By means of numerical simulations, we have assessed the short-term effect of various parameters on the number of cases and the number of deaths. Figures 2, 3, 4 and 5 show that the earlier the lockdown happens, the slower and less dramatic the epidemic evolves, in agreement with previous studies7,8,9. A late lockdown importantly advances the peak in the number of currently infected people and leads to significantly more deaths and total cases. The fraction of people moving from region A to region B, however, rather affects the latter region. The more individuals moving from region A to region B, the earlier the peak in the infective curve of the target region. The strength and timing of intervention measures in region B is crucial to contain the number of cases and deaths due to importation of the disease from region A (Fig. 3b). We have first assumed that control measures are applied at the same time of the lockdown both in region A and in region B, simulating the behavior of people fleeing isolation and joining their relatives, rather than avoiding restrictive measures. Delays of up to a month in intervention in region B, compared to the lockdown time of region A, can be balanced out with the maintenance of stricter control measures also in region B. More restrictive measures postpone (and lower, cf. Fig. 3b) the peak of the outbreak, however this prolongs the time intervention measure should be in place, if reaching the peak of the infections curve is the criterion for controls to be relaxed.

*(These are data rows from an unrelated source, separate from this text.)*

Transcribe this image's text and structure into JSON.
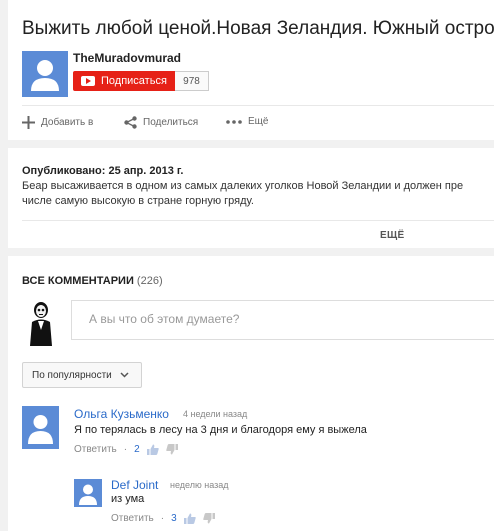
{
  "video": {
    "title": "Выжить любой ценой.Новая Зеландия. Южный остров"
  },
  "channel": {
    "name": "TheMuradovmurad",
    "subscribe_label": "Подписаться",
    "subscriber_count": "978"
  },
  "actions": {
    "add_label": "Добавить в",
    "share_label": "Поделиться",
    "more_label": "Ещё"
  },
  "description": {
    "published": "Опубликовано: 25 апр. 2013 г.",
    "line1": "Беар высаживается в одном из самых далеких уголков Новой Зеландии и должен пре",
    "line2": "числе самую высокую в стране горную гряду.",
    "more_label": "ЕЩЁ"
  },
  "comments": {
    "header_label": "ВСЕ КОММЕНТАРИИ",
    "count": "(226)",
    "input_placeholder": "А вы что об этом думаете?",
    "sort_label": "По популярности",
    "items": [
      {
        "author": "Ольга Кузьменко",
        "time": "4 недели назад",
        "text": "Я по терялась в лесу на 3 дня и благодоря ему я выжела",
        "reply_label": "Ответить",
        "separator": "·",
        "likes": "2"
      },
      {
        "author": "Def Joint",
        "time": "неделю назад",
        "text": "из ума",
        "reply_label": "Ответить",
        "separator": "·",
        "likes": "3"
      }
    ]
  },
  "colors": {
    "subscribe_red": "#e62117",
    "link_blue": "#2a6ac9",
    "avatar_blue": "#5b8bd6"
  }
}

As an example, we have fitted our model to the Italian COVID-19 data (Fig. 6), the most affected areas in the country defining region A, and the rest of the country corresponding to region B. Projection of different scenarios (Fig. 7) shows that timely and strict intervention could have importantly lowered the number of cumulative cases (in region A by at least 60%) and that migration at the time of lockdown possibly played a minor role for the spread of the disease in Italy. A limitation of our work is that in our setting, migration from region A to region B is assumed to occur as an impulse at time T. Given the available data, the fleeing fraction (\(\phi\)) could not be reliably estimated and it was fixed to obtain a plausible value for the reported large migration from the north of the country. While it was initially observed that a large number of people fled the quarantined regions immediately before these were confined, it is yet debated if the exodus was not rather diluted over the time starting on February 2335. A repeated or continuous migration from region A to region B could be included in the model simulations, though this would increase uncertainty in the parametrization. Similarly, the assumption that all unconstrained compartments move in the same proportion from region A to region B could be relaxed, and different fleeing scenarios could be assumed. In all cases, the final size formula (4) would still hold true, as long as the parameters before/after intervention are known and the values for detected cases, hospitalized, recovered and deceased people at time T can be estimated from the early outbreak data. In this study, we focused on the timing and strength of intervention, but did not take into account relaxation of control measures. Our setting is realistic for short-term intervention scenarios, such as two to three months, as was the case in many countries during the COVID-19 pandemic. For long-term predictions, assuming maintenance of strict control measures over several months leads to an unrealistically low estimate for the number of total cases and deaths.